Depuis quelques minutes les curieux chuchotaient dans la cuisine, lorsque tout à coup la porte s’ouvrit, sans que personne se montrât. Gamache, au moyen d’un bâton armé d’une longue ficelle, avait fait l’opération, tout en restant à l’autre extrémité de la salle à manger. Pâles de frayeur, hommes, femmes, enfants s’enfuient par les portes et par les fenêtres ; Gamache est resté maître du champ de bataille ; il se présente devant l’hôtesse, toute tremblante, après la fuite précipitée des compères et des commères.
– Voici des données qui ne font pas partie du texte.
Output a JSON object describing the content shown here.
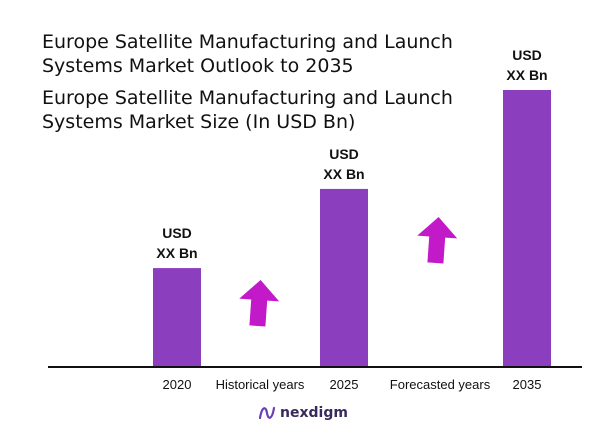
{
  "titles": {
    "outlook": "Europe Satellite Manufacturing and Launch Systems Market Outlook to 2035",
    "size": "Europe Satellite Manufacturing and Launch Systems Market Size (In USD Bn)"
  },
  "chart_data": {
    "type": "bar",
    "categories": [
      "2020",
      "2025",
      "2035"
    ],
    "values": [
      1.0,
      1.8,
      2.8
    ],
    "value_labels": [
      [
        "USD",
        "XX Bn"
      ],
      [
        "USD",
        "XX Bn"
      ],
      [
        "USD",
        "XX Bn"
      ]
    ],
    "period_labels": [
      "Historical years",
      "Forecasted years"
    ],
    "bar_color": "#8b3fbf",
    "arrow_color": "#c219c9",
    "grid": false,
    "legend": "none",
    "ylim": [
      0,
      3
    ]
  },
  "footer": {
    "logo_text": "nexdigm",
    "logo_icon": "nexdigm-wave-icon",
    "logo_color": "#6a3fb5"
  }
}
— Eh bien ! madame, vous n’avez pas encore vu venir le monsieur en noir ?

— Non, personne ne l’a vu.

— N’importe, il paiera toujours son écot, et je souperai pour lui et pour moi.

Après ce fait, passé devant beaucoup de témoins, personne dans la paroisse de Rimouski n’aurait osé soutenir que le sorcier d’Anticosti n’avait pas des rapports intimes avec sa majesté satanique.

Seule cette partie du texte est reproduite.